The take-home message for labels and artists is simple: find a way to make your releases special. The market for mass produced copies is shrinking fast but here is still some hope for individualized releases like Arnika, where every “copy” is actually unique in some way. Music fans place high value on experiential qualities; they want to be involved in the narrative unfolding around the music. Freeform Human’s Arnika project demonstrates one way in which physical media can be infused with elements of the experiential.

The Arnika CD is available for purchase from the Freeform Human web site or Saikosounds. DJ-friendly versions of several tracks can be purchased from Mindawn in MP3 or FLAC format.

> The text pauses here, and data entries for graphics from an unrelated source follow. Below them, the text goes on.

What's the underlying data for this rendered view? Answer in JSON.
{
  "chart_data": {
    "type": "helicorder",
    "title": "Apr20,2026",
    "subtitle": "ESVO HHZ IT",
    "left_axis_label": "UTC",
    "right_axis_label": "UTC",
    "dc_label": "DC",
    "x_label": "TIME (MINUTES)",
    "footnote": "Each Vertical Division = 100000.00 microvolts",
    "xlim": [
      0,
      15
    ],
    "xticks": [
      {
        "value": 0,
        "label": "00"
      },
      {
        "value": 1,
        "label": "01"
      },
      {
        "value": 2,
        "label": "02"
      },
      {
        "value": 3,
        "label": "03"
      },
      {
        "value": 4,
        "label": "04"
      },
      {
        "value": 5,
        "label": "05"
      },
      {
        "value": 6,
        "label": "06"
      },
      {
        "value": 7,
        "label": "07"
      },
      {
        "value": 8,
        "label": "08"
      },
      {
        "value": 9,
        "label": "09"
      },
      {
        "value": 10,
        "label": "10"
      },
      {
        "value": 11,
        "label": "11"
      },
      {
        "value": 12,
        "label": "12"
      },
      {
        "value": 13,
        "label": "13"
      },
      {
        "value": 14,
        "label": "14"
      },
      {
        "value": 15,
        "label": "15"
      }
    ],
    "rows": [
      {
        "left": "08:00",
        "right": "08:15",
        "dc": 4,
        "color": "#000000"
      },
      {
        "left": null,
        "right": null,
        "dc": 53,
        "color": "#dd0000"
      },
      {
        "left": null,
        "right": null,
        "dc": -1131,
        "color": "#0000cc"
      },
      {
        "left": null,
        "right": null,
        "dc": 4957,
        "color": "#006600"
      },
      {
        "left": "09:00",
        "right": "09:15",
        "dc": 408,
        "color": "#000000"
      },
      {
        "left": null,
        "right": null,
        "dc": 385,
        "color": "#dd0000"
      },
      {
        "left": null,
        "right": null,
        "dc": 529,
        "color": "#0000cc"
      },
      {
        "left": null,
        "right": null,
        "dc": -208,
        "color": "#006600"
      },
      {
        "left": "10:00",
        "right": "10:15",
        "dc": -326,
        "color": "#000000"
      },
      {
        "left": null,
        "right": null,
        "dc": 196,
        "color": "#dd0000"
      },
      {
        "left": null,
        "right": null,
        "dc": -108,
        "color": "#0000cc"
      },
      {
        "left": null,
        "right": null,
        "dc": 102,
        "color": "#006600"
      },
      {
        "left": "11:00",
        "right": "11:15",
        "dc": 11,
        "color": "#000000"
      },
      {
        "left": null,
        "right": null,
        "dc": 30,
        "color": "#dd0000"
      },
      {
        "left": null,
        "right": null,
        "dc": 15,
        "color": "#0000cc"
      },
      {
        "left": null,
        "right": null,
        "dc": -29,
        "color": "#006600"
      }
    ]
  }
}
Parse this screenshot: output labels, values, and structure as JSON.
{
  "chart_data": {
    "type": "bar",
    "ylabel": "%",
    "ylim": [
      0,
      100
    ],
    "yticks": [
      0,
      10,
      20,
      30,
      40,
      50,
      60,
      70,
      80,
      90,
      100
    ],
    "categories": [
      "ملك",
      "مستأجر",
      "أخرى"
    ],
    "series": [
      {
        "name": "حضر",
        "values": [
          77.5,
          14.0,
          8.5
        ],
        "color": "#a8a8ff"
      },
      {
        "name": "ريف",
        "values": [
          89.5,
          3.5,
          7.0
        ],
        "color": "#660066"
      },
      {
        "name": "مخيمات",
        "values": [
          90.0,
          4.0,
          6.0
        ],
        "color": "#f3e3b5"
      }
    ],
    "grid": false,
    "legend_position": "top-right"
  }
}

Finally, Damion (of Psyreviews fame) has conducted an interview with Freeform Human for Chaishop.

Update: Psyreviews approves.


  • Ashwin says:

    this is a lovely initiative…..those images tell a story ..something that we all can follow..it makes sense, its fun and its unique.
    Good work and best of luck to all those involved : ) !!!!!

  • Kris Andersen says:

    I have to say even though it’s a nice comcept I seriously doubt recording with analogue gear, making alternative covers, experimenting with various electronic genres and donating 10% (Done it myself and people could care less) will result in better sales than any other release. Let’s face it. Sales are stone cold dead and will remain dead. It’s an new Era. Embrace the digital world and seek new ways!

  • Jared Malcolmson says:

    I actually ended up buying the disc due to this article bringing it to my attention. And am now patiently waiting for John to make it to Canada. It may be a digital era, but I love having the physical media, even if I only ever see it once before it becomes flac.

  • Joel Raiti says:

    For me making music isnt about sales, playing it live however is different :) i for one would like to own a copy!